October is Cybersecurity Awareness Month, a global campaign intended to help individuals, institutions and organizations stay safe and secure online. Colleagues from Digital and Technology Services (DTS) are dedicated to ensuring everyone has the resources to stay safe and secure online, and throughout October, we will continue to share our top-tips and best practice.

Cyber threats in Higher Education, and how we’re working to keep you safe

Higher Education institutions are often the targets of cyberattacks, given the wealth of personal and confidential information held, and the high-powered computing resources, high bandwidth networks and valuable research we maintain, all of which are valuable commodities to cyber criminals.
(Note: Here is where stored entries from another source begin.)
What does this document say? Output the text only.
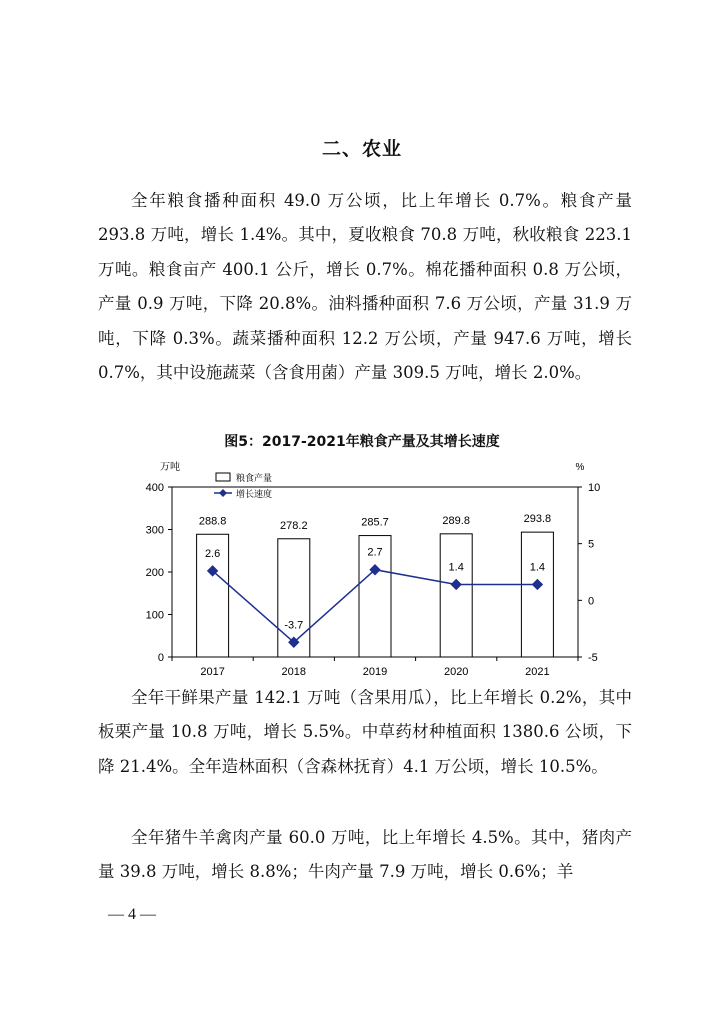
二、农业

全年粮食播种面积 49.0 万公顷，比上年增长 0.7%。粮食产量 293.8 万吨，增长 1.4%。其中，夏收粮食 70.8 万吨，秋收粮食 223.1 万吨。粮食亩产 400.1 公斤，增长 0.7%。棉花播种面积 0.8 万公顷，产量 0.9 万吨，下降 20.8%。油料播种面积 7.6 万公顷，产量 31.9 万吨，下降 0.3%。蔬菜播种面积 12.2 万公顷，产量 947.6 万吨，增长 0.7%，其中设施蔬菜（含食用菌）产量 309.5 万吨，增长 2.0%。

图5：2017-2021年粮食产量及其增长速度
0
100
200
300
400
-5
0
5
10
万吨	%
2017	2018	2019	2020	2021
288.8	278.2	285.7	289.8	293.8
2.6
-3.7
2.7
1.4	1.4
粮食产量
增长速度

全年干鲜果产量 142.1 万吨（含果用瓜），比上年增长 0.2%，其中板栗产量 10.8 万吨，增长 5.5%。中草药材种植面积 1380.6 公顷，下降 21.4%。全年造林面积（含森林抚育）4.1 万公顷，增长 10.5%。

全年猪牛羊禽肉产量 60.0 万吨，比上年增长 4.5%。其中，猪肉产量 39.8 万吨，增长 8.8%；牛肉产量 7.9 万吨，增长 0.6%；羊

— 4 —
The safety of data and our infrastructure is a core priority for Digital and Technology Services (DTS) and the wider university. As cyber threats continue to evolve, the process of identifying these and taking appropriate steps to resolve and mitigate them is paramount.
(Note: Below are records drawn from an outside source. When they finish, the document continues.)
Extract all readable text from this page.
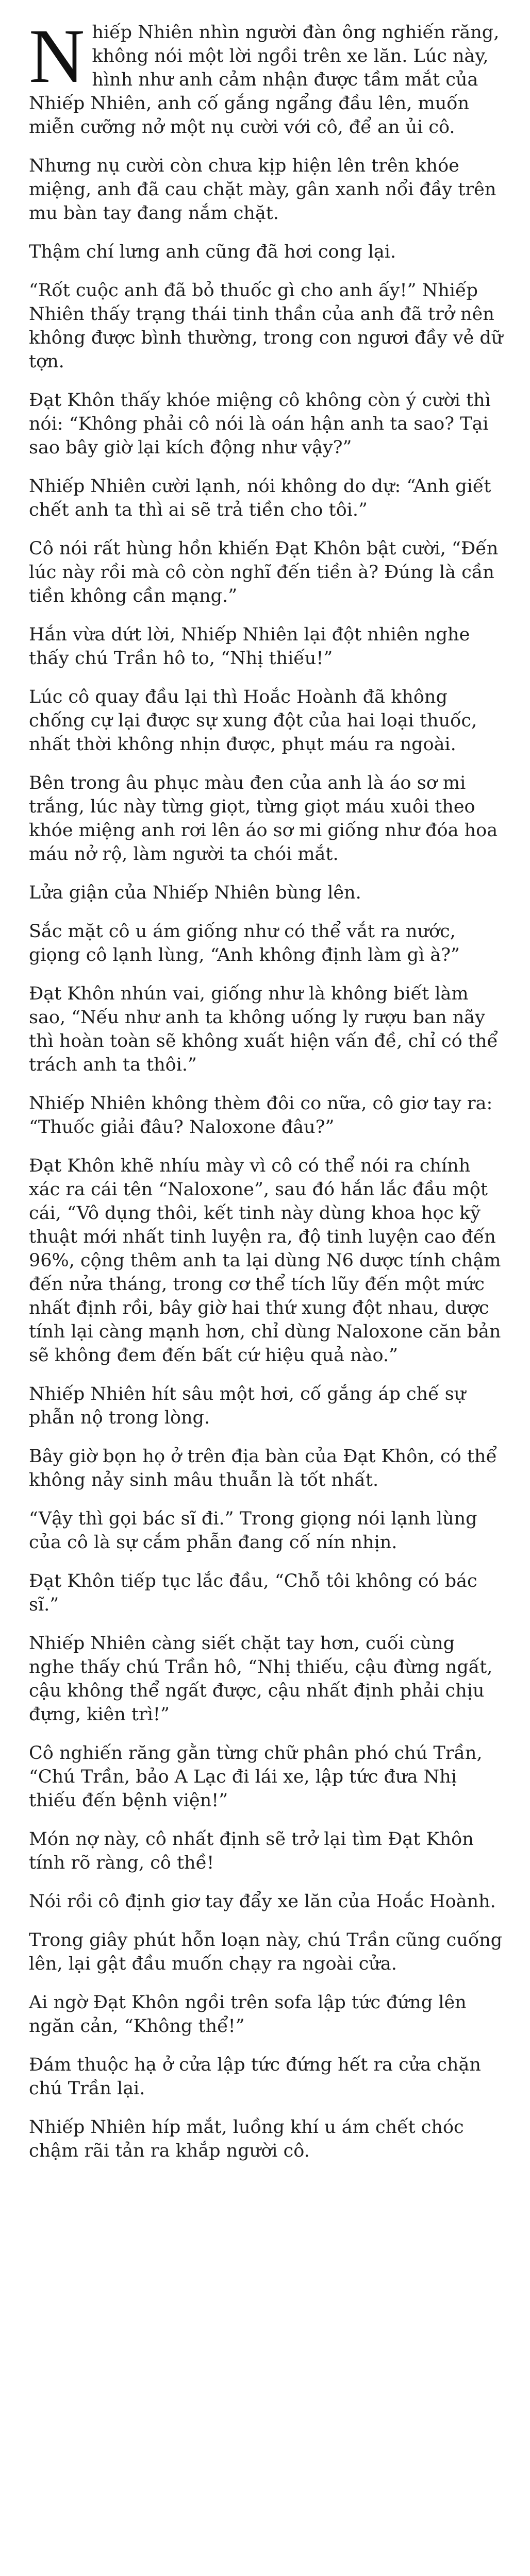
Nhiếp Nhiên nhìn người đàn ông nghiến răng, không nói một lời ngồi trên xe lăn. Lúc này, hình như anh cảm nhận được tầm mắt của Nhiếp Nhiên, anh cố gắng ngẩng đầu lên, muốn miễn cưỡng nở một nụ cười với cô, để an ủi cô.

Nhưng nụ cười còn chưa kịp hiện lên trên khóe miệng, anh đã cau chặt mày, gân xanh nổi đầy trên mu bàn tay đang nắm chặt.

Thậm chí lưng anh cũng đã hơi cong lại.

“Rốt cuộc anh đã bỏ thuốc gì cho anh ấy!” Nhiếp Nhiên thấy trạng thái tinh thần của anh đã trở nên không được bình thường, trong con ngươi đầy vẻ dữ tợn.

Đạt Khôn thấy khóe miệng cô không còn ý cười thì nói: “Không phải cô nói là oán hận anh ta sao? Tại sao bây giờ lại kích động như vậy?”

Nhiếp Nhiên cười lạnh, nói không do dự: “Anh giết chết anh ta thì ai sẽ trả tiền cho tôi.”

Cô nói rất hùng hồn khiến Đạt Khôn bật cười, “Đến lúc này rồi mà cô còn nghĩ đến tiền à? Đúng là cần tiền không cần mạng.”

Hắn vừa dứt lời, Nhiếp Nhiên lại đột nhiên nghe thấy chú Trần hô to, “Nhị thiếu!”

Lúc cô quay đầu lại thì Hoắc Hoành đã không chống cự lại được sự xung đột của hai loại thuốc, nhất thời không nhịn được, phụt máu ra ngoài.

Bên trong âu phục màu đen của anh là áo sơ mi trắng, lúc này từng giọt, từng giọt máu xuôi theo khóe miệng anh rơi lên áo sơ mi giống như đóa hoa máu nở rộ, làm người ta chói mắt.

Lửa giận của Nhiếp Nhiên bùng lên.

Sắc mặt cô u ám giống như có thể vắt ra nước, giọng cô lạnh lùng, “Anh không định làm gì à?”

Đạt Khôn nhún vai, giống như là không biết làm sao, “Nếu như anh ta không uống ly rượu ban nãy thì hoàn toàn sẽ không xuất hiện vấn đề, chỉ có thể trách anh ta thôi.”

Nhiếp Nhiên không thèm đôi co nữa, cô giơ tay ra: “Thuốc giải đâu? Naloxone đâu?”

Đạt Khôn khẽ nhíu mày vì cô có thể nói ra chính xác ra cái tên “Naloxone”, sau đó hắn lắc đầu một cái, “Vô dụng thôi, kết tinh này dùng khoa học kỹ thuật mới nhất tinh luyện ra, độ tinh luyện cao đến 96%, cộng thêm anh ta lại dùng N6 dược tính chậm đến nửa tháng, trong cơ thể tích lũy đến một mức nhất định rồi, bây giờ hai thứ xung đột nhau, dược tính lại càng mạnh hơn, chỉ dùng Naloxone căn bản sẽ không đem đến bất cứ hiệu quả nào.”

Nhiếp Nhiên hít sâu một hơi, cố gắng áp chế sự phẫn nộ trong lòng.

Bây giờ bọn họ ở trên địa bàn của Đạt Khôn, có thể không nảy sinh mâu thuẫn là tốt nhất.

“Vậy thì gọi bác sĩ đi.” Trong giọng nói lạnh lùng của cô là sự cắm phẫn đang cố nín nhịn.

Đạt Khôn tiếp tục lắc đầu, “Chỗ tôi không có bác sĩ.”

Nhiếp Nhiên càng siết chặt tay hơn, cuối cùng nghe thấy chú Trần hô, “Nhị thiếu, cậu đừng ngất, cậu không thể ngất được, cậu nhất định phải chịu đựng, kiên trì!”

Cô nghiến răng gằn từng chữ phân phó chú Trần, “Chú Trần, bảo A Lạc đi lái xe, lập tức đưa Nhị thiếu đến bệnh viện!”

Món nợ này, cô nhất định sẽ trở lại tìm Đạt Khôn tính rõ ràng, cô thề!

Nói rồi cô định giơ tay đẩy xe lăn của Hoắc Hoành.

Trong giây phút hỗn loạn này, chú Trần cũng cuống lên, lại gật đầu muốn chạy ra ngoài cửa.

Ai ngờ Đạt Khôn ngồi trên sofa lập tức đứng lên ngăn cản, “Không thể!”

Đám thuộc hạ ở cửa lập tức đứng hết ra cửa chặn chú Trần lại.

Nhiếp Nhiên híp mắt, luồng khí u ám chết chóc chậm rãi tản ra khắp người cô.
Mark Hewitt, Head of Cyber Security here at UoN comments “We have extensive measures in place to assure the digital resilience of our organisation, including Multi-Factor Authentication (MFA, which helps prevent unauthorised access to university IT systems), a Virtual Private Network (VPN, which allows users to access university-restricted web resources and other services securely whilst off campus), and Intrusion Prevention systems and Firewalls to prevent external attacks, as well as continual security monitoring of our systems”

“Maintaining secure digital systems requires ongoing collaboration across the university, and here at UoN we continue to invest in the robust infrastructure needed to meet cybersecurity challenges. It is a shared responsibility, and we all play a crucial role in helping to maintain the security of the university in a digital world.”

DTS tips for staying safe and secure online

1. Use a Password Manager

Never write passwords or sensitive information down – instead, we encourage you to use a Password Manager. Dashlane, LastPass, and RoboForm Everywhere are all good options.

Password managers can store all your passwords securely, so you don’t have to worry about remembering them. This allows you to use unique, strong passwords for all your accounts (rather than using the same password for all of them, which you should never do).

2. Enable MFA

Multi-Factor Authentication (MFA) is a multi-step account login process that requires users to enter more information than just a password. Here at UoN, we require all staff, students and associates use MFA – it is mandatory to approve access to a number of services, such as Microsoft 365, VPN, Virtual desktop and Remote desktop. We recommend that you also set up MFA for your personal email and social media accounts to help protect them from attack.

3. Know how to spot a Phishing email

Phishing is one of the most common tactics used by cyber criminals to obtain sensitive information. Phishing is when attackers deceive people into revealing sensitive information or clicking harmful links by posing as legitimate institutions. We’ll be sharing more on this in the coming weeks.

TOP TIP

Think you’ve received a Phishing email?

Ask yourself, does the ‘From’ address match the sender’s name? Is there a sense of urgency or threat? Is there a non-personal greeting (I.e Dear Customer)? Is it asking you to disclose personal or sensitive information? Are there spelling, formatting or grammatical mistakes? Hover over the hyperlinks – do they point to suspicious sites? Chances are, it could be a Phishing email.

To report a Phishing email, or a suspicious looking email, simply select the message/ messages in Outlook. Above the reading pane, select Home > Report Message to report the message sender. This will send a notification to our Security Operations team, which will allow us to put blocks in place.

Next week, we will be looking at Phishing and other common cyber-attacks in more detail.

4. If you are unsure, ask the experts.

If have any cybersecurity concerns, or be that strange USB devices plugged into publicly accessible computers, unexpected security warning when browsing to university websites, replies to message that you never sent, or other issues that you are not sure about, we have DTS have dedicated cybersecurity team who are here to ensure that we are all protected.